Zu Beginn des letzten Jahrhunderts war es für amerikanische Komponisten unerlässlich, eine Zeit lang in Europa zu studieren, um sich die strengen Regeln von Kontrapunkt und Harmonielehre beibringen zu lassen. Nach ihrer Rückkehr in die Heimat warfen dann viele von ihnen diese Regeln wieder über Bord, um sich fortan einer eigenen, radikal subjektivistischen Musik zu widmen.

Es liegt auf der Hand, dass eine unterstellt spezifisch amerikanische Art von musikalischer Freiheit also als Reaktion auf die europäische Musiktheorie verstanden werden kann. Manch einer behauptet gar, dass es sich bei den Klängen der Neuen Welt auch in Momenten der unbegrenzten Neukonstruktion eigentlich um einen „Spezialfall der europäischen Musik“ (Ulrich Dibelius) gehandelt habe. Trotzdem steht fest, dass die kritische Auseinandersetzung mit den traditionellen Idealen bisweilen zu Errungenschaften führte, die in Europa undenkbar gewesen wären.

Nicht immer machte sich dieser Bruch mit der Überlieferung in Form von besonders harschen Klängen bemerkbar. Bei George Gershwin etwa reichte schon der unverkrampfte Umgang mit den Begriffen „Kunst“ und „Unterhaltung“ zur Begründung eines neuen Genres. Gershwins Rhapsody in Blue, allseits bekannt und beliebt als musikalisches Sinnbild für die pulsierende Großstadt, gilt nicht zuletzt auch als Prototyp des sinfonischen Jazz.

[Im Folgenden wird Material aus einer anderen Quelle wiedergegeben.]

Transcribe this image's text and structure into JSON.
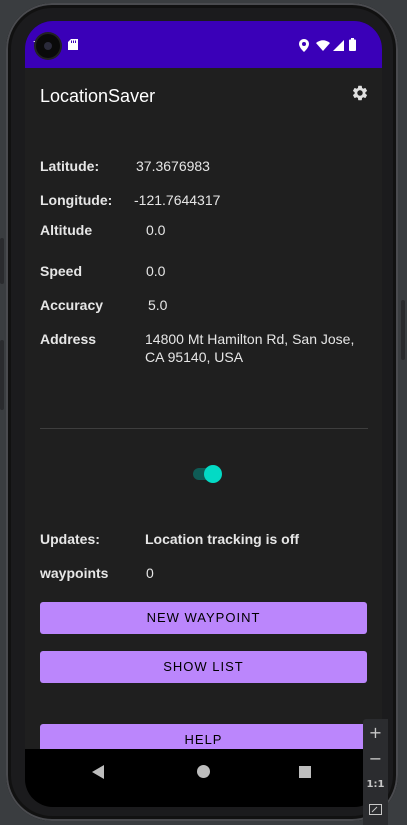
{
  "status_bar": {
    "time": "7",
    "icons": [
      "sd-card-icon",
      "location-pin-icon",
      "wifi-icon",
      "signal-icon",
      "battery-icon"
    ]
  },
  "app_bar": {
    "title": "LocationSaver",
    "settings_icon": "gear-icon"
  },
  "location": {
    "latitude_label": "Latitude:",
    "latitude_value": "37.3676983",
    "longitude_label": "Longitude:",
    "longitude_value": "-121.7644317",
    "altitude_label": "Altitude",
    "altitude_value": "0.0",
    "speed_label": "Speed",
    "speed_value": "0.0",
    "accuracy_label": "Accuracy",
    "accuracy_value": "5.0",
    "address_label": "Address",
    "address_line1": "14800 Mt Hamilton Rd, San Jose,",
    "address_line2": "CA 95140, USA"
  },
  "tracking": {
    "switch_on": true,
    "updates_label": "Updates:",
    "updates_value": "Location tracking is off",
    "waypoints_label": "waypoints",
    "waypoints_value": "0"
  },
  "buttons": {
    "new_waypoint": "NEW WAYPOINT",
    "show_list": "SHOW LIST",
    "help": "HELP"
  },
  "nav_bar": {
    "items": [
      "back-icon",
      "home-icon",
      "recents-icon"
    ]
  },
  "zoom_controls": {
    "zoom_in": "+",
    "zoom_out": "−",
    "one_to_one": "1:1"
  },
  "colors": {
    "status_bar": "#3a00b8",
    "app_surface": "#1f1f1f",
    "button": "#bb86fc",
    "switch_thumb": "#03dac5"
  }
}
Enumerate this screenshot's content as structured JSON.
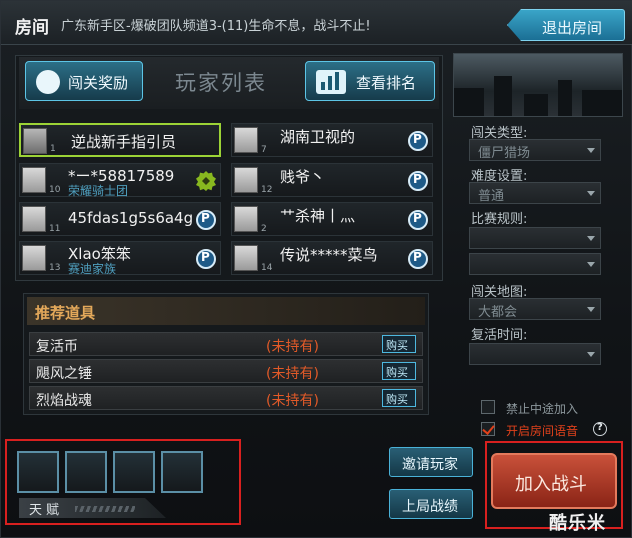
{
  "window": {
    "title": "房间",
    "channel": "广东新手区-爆破团队频道3-(11)生命不息，战斗不止!",
    "exit_label": "退出房间"
  },
  "player_list": {
    "title": "玩家列表",
    "reward_tab": "闯关奖励",
    "rank_tab": "查看排名",
    "players": [
      {
        "num": "1",
        "name": "逆战新手指引员",
        "clan": "",
        "badge": "",
        "active": true
      },
      {
        "num": "7",
        "name": "湖南卫视的",
        "clan": "",
        "badge": "P"
      },
      {
        "num": "10",
        "name": "*ー*58817589",
        "clan": "荣耀骑士团",
        "badge": "gear"
      },
      {
        "num": "12",
        "name": "贱爷丶",
        "clan": "",
        "badge": "P"
      },
      {
        "num": "11",
        "name": "45fdas1g5s6a4g",
        "clan": "",
        "badge": "P"
      },
      {
        "num": "2",
        "name": "艹杀神丨灬",
        "clan": "",
        "badge": "P"
      },
      {
        "num": "13",
        "name": "Xlao笨笨",
        "clan": "赛迪家族",
        "badge": "P"
      },
      {
        "num": "14",
        "name": "传说*****菜鸟",
        "clan": "",
        "badge": "P"
      }
    ]
  },
  "recommended": {
    "title": "推荐道具",
    "items": [
      {
        "name": "复活币",
        "status": "(未持有)",
        "buy": "购买"
      },
      {
        "name": "飓风之锤",
        "status": "(未持有)",
        "buy": "购买"
      },
      {
        "name": "烈焰战魂",
        "status": "(未持有)",
        "buy": "购买"
      }
    ]
  },
  "settings": {
    "stage_type_label": "闯关类型:",
    "stage_type_value": "僵尸猎场",
    "difficulty_label": "难度设置:",
    "difficulty_value": "普通",
    "rules_label": "比赛规则:",
    "rules_value_1": "",
    "rules_value_2": "",
    "map_label": "闯关地图:",
    "map_value": "大都会",
    "respawn_label": "复活时间:",
    "respawn_value": "",
    "no_join_label": "禁止中途加入",
    "no_join_checked": false,
    "voice_label": "开启房间语音",
    "voice_checked": true,
    "help": "?"
  },
  "bottom": {
    "talent_label": "天赋",
    "invite_label": "邀请玩家",
    "last_score_label": "上局战绩",
    "join_label": "加入战斗",
    "watermark": "酷乐米"
  },
  "colors": {
    "accent_blue": "#3aa5c8",
    "active_green": "#9cd336",
    "status_orange": "#e25a28",
    "join_red": "#c9513a",
    "highlight_red": "#d8201f"
  }
}
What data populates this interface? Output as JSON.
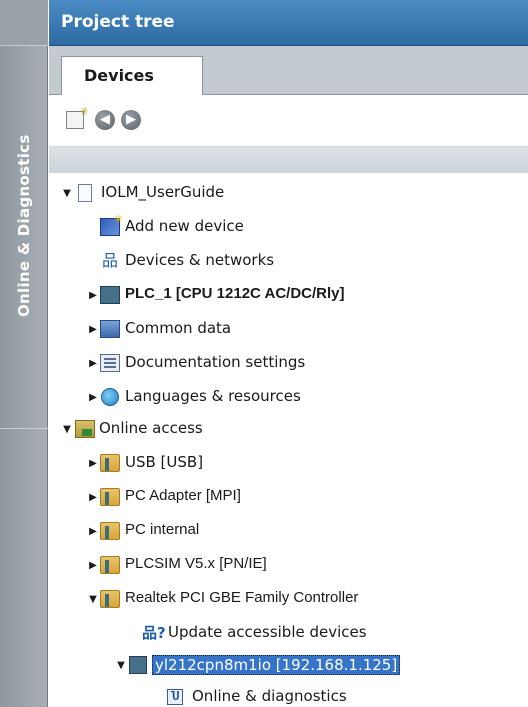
{
  "side_tab": {
    "label": "Online & Diagnostics"
  },
  "header": {
    "title": "Project tree"
  },
  "tabs": [
    {
      "label": "Devices"
    }
  ],
  "toolbar": {
    "new_icon": "new-document-icon",
    "back_icon": "back-arrow-icon",
    "forward_icon": "forward-arrow-icon"
  },
  "tree": {
    "project": "IOLM_UserGuide",
    "add_new_device": "Add new device",
    "devices_networks": "Devices & networks",
    "plc": "PLC_1 [CPU 1212C AC/DC/Rly]",
    "common_data": "Common data",
    "documentation_settings": "Documentation settings",
    "languages_resources": "Languages & resources",
    "online_access": "Online access",
    "usb": "USB [USB]",
    "pc_adapter": "PC Adapter [MPI]",
    "pc_internal": "PC internal",
    "plcsim": "PLCSIM V5.x [PN/IE]",
    "realtek": "Realtek PCI GBE Family Controller",
    "update_devices": "Update accessible devices",
    "device_node": "yl212cpn8m1io [192.168.1.125]",
    "online_diag": "Online & diagnostics"
  },
  "colors": {
    "header_blue": "#2d6aa2",
    "selection_blue": "#3574c9",
    "side_strip_gray": "#9aa2a8"
  }
}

Das Stück wird beim 5. Saisonkonzert des Philharmonischen Staatsorchesters in der Musikhalle ebenso zu hören sein wie ein Werk von Gershwins Landsmann Elliott Carter. Dieser pflegt ebenfalls gerne Dinge zusammenzudenken, die nicht unbedingt zusammen gehören. Seine Vorliebe für die rhythmischen Eskapaden etwa Igor Strawinskys führte den inzwischen 93-jährigen Carter bereits vor geraumer Zeit zur Technik des „multiple layering“, bei der unterschiedliche Tempi gleichzeitig ablaufen. Seine Variations for Orchestra, die auf dem Programm stehen, sind so geprägt von geradezu babylonischer Stimmenverwirrung.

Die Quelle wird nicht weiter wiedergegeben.